The limits of our study are mainly attributable its retrospective methodology. Although our study shows an association of HNF4α immunohistochemical expression patterns within IPMN progression, a causal relationship cannot be determined. However, the increased HNF4α expression in high-grade dysplasia and well-differentiated invasive adenocarcinoma, with subsequent loss of expression in poorly differentiated invasive adenocarcinoma, is a common event observed for pan-promoter, P1 and P2 isoforms. Although the employed semi-quantitative scoring for immunohistochemical expression of HNF4α is subject inter-observer variability, our results examined the relative differences in HNF4α immunohistochemical expression scores, rather than the absolute scores. In vitro study of HNF4α in IPMN is hampered by lack of cell lines and mouse models. Fresh tissue is only available at the time of surgical resection, but collection for research is often impossible when the entire specimen must be submitted to assess the presence of an invasive component. Furthermore, the antibodies employed for immunohistochemistry target pan-promoter, P1 and P2 isoform groups without further discrimination of the underlying isoforms within these groups. When comparing surface to basal HNF4α expression, we observed discrepant patterns between pan-promoter, P1 and P2-specific isoform expression. For instance, low-grade IPMN showed increased basal pan-promoter expression relative to surface expression, yet this was not observed with P1 or P2-specific antibodies. High-grade IPMN similarly showed a higher degree of basal pan-promoter specific expression relative to surface epithelium but P1 isoforms showed increased surface expression relative to the basal epithelium while P2 expression did not vary. These discrepant expression patterns may be due to post-translational HNF4α protein modifications, such as phosphorylation and acetylation, that may variably affect protein stability and epitope recognition by immunohistochemical antibodies25,41.

Our study serves as a basis for future studies that will delve into the roles and differential distributions and functions of specific isoforms, particularly in high-grade disease. Prevailing single-cell sequencing analysis studies have revealed a highly heterogenous and complex genetic landscape in pancreatic adenocarcinoma and its precursors, which have been shown to also harbor a wide array of metaplastic programs as well as a heterogenous tumor microenvironment42,43,44,45,46. While many of these reports analyze pan-gene transcripts, the relevance of HNF4α isoform expression in addition to subcellular and spatial distribution, adds another layer of complexity to our understanding of IPMN carcinogenesis.
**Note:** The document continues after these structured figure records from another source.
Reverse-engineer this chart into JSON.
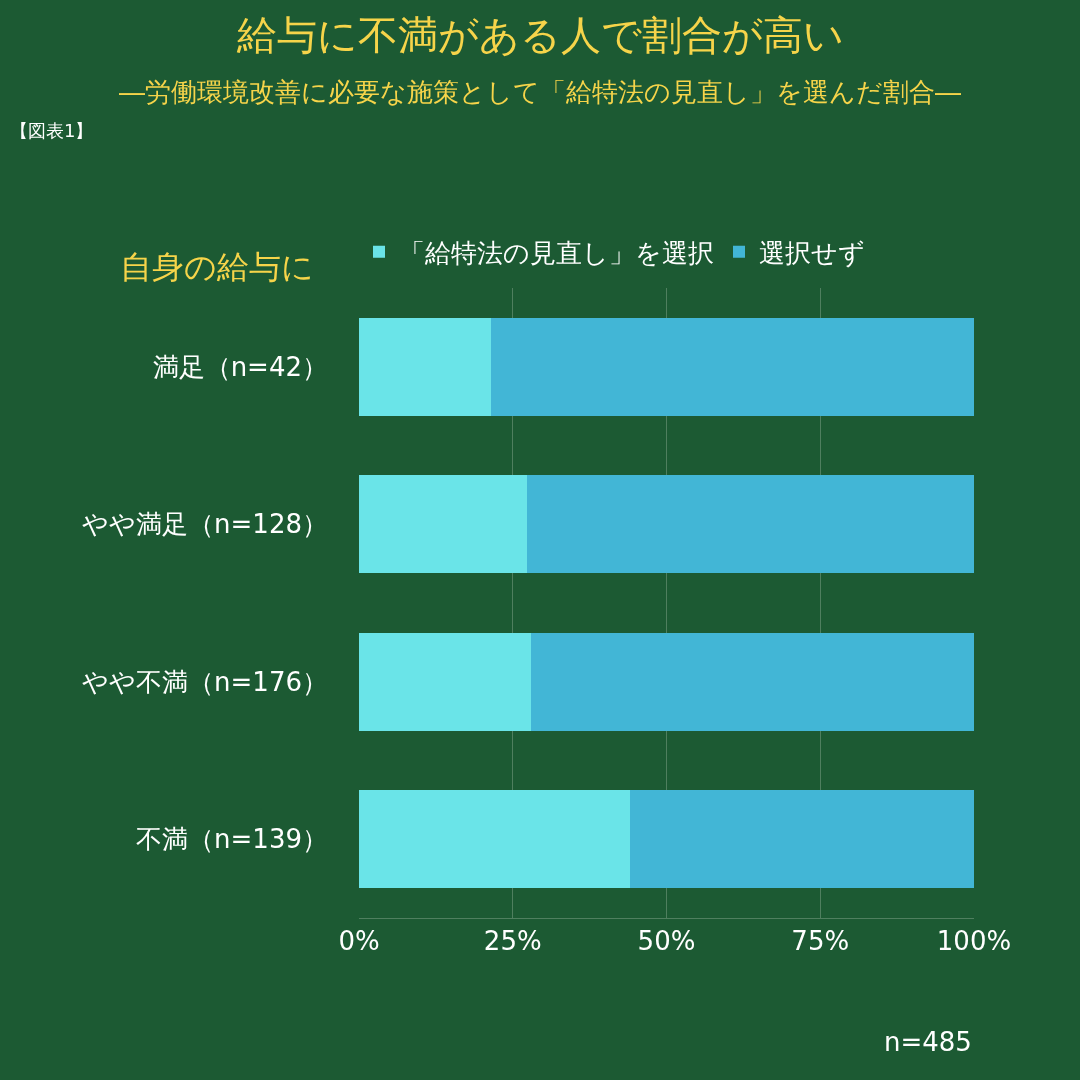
{
  "chart_data": {
    "type": "bar",
    "orientation": "horizontal",
    "stacked": true,
    "title": "給与に不満がある人で割合が高い",
    "subtitle": "―労働環境改善に必要な施策として「給特法の見直し」を選んだ割合―",
    "ylabel": "自身の給与に",
    "categories": [
      "満足（n=42）",
      "やや満足（n=128）",
      "やや不満（n=176）",
      "不満（n=139）"
    ],
    "series": [
      {
        "name": "「給特法の見直し」を選択",
        "color": "#6ae4e8",
        "values": [
          21.4,
          27.3,
          27.9,
          44.0
        ]
      },
      {
        "name": "選択せず",
        "color": "#42b6d6",
        "values": [
          78.6,
          72.7,
          72.1,
          56.0
        ]
      }
    ],
    "xlim": [
      0,
      100
    ],
    "xticks": [
      {
        "value": 0,
        "label": "0%"
      },
      {
        "value": 25,
        "label": "25%"
      },
      {
        "value": 50,
        "label": "50%"
      },
      {
        "value": 75,
        "label": "75%"
      },
      {
        "value": 100,
        "label": "100%"
      }
    ],
    "grid": "x",
    "legend": "top",
    "annotations": [
      "【図表1】",
      "n=485"
    ]
  }
}
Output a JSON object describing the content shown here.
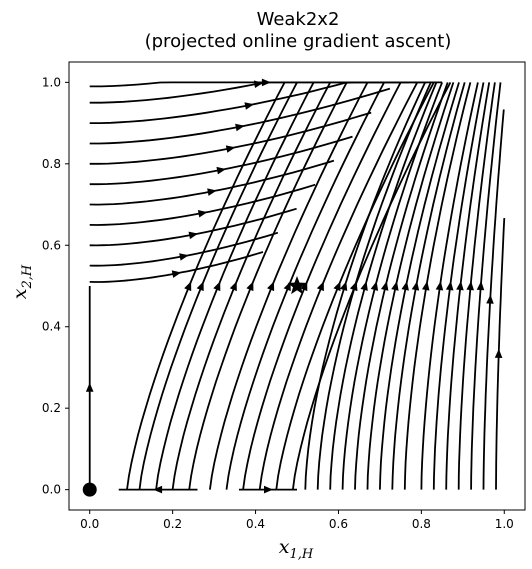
{
  "chart_data": {
    "type": "streamplot",
    "title": "Weak2x2",
    "subtitle": "(projected online gradient ascent)",
    "xlabel": "x_{1,H}",
    "ylabel": "x_{2,H}",
    "xlim": [
      -0.05,
      1.05
    ],
    "ylim": [
      -0.05,
      1.05
    ],
    "xticks": [
      "0.0",
      "0.2",
      "0.4",
      "0.6",
      "0.8",
      "1.0"
    ],
    "yticks": [
      "0.0",
      "0.2",
      "0.4",
      "0.6",
      "0.8",
      "1.0"
    ],
    "grid": false,
    "legend": "none",
    "line_color": "#000000",
    "markers": [
      {
        "shape": "star",
        "x": 0.5,
        "y": 0.5
      },
      {
        "shape": "circle",
        "x": 0.0,
        "y": 0.0
      }
    ],
    "boundary_segments": [
      {
        "x1": 0.0,
        "y1": 0.0,
        "x2": 0.0,
        "y2": 0.5,
        "direction": "up"
      },
      {
        "x1": 0.07,
        "y1": 0.0,
        "x2": 0.26,
        "y2": 0.0,
        "direction": "left"
      },
      {
        "x1": 0.36,
        "y1": 0.0,
        "x2": 0.5,
        "y2": 0.0,
        "direction": "right"
      }
    ],
    "left_group_start_y": [
      0.97,
      0.93,
      0.88,
      0.83,
      0.78,
      0.73,
      0.68,
      0.63,
      0.58,
      0.53,
      0.49
    ],
    "mid_group_start_x": [
      0.09,
      0.12,
      0.16,
      0.2,
      0.24,
      0.29,
      0.33,
      0.37,
      0.41,
      0.45,
      0.49
    ],
    "right_group_start_x": [
      0.52,
      0.55,
      0.58,
      0.61,
      0.64,
      0.67,
      0.7,
      0.73,
      0.76,
      0.8,
      0.83,
      0.86,
      0.89,
      0.92,
      0.95,
      0.98,
      1.0
    ]
  }
}
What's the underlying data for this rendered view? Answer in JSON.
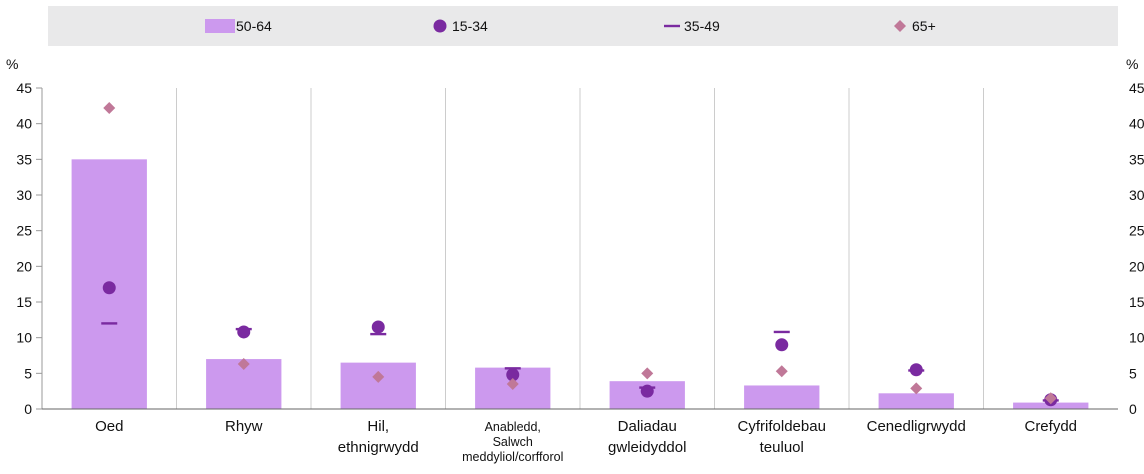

In summary, we showed that nuclear HNF4α expression is increased in IPMNs with high-grade dysplasia and well-differentiated invasive IPMN but is lost in poorly differentiated invasive IPMN. We also demonstrated that pan-promoter and P1-specific isoforms show variable cytoplasmic expression of HNF4α. Similarly, there is a differential spatial distribution of P1 isoforms in high-grade IPMNs. These findings can serve as a basis for investigating the roles specific HNF4α isoforms in IPMN progression, as well as their viability as potential therapeutic targets.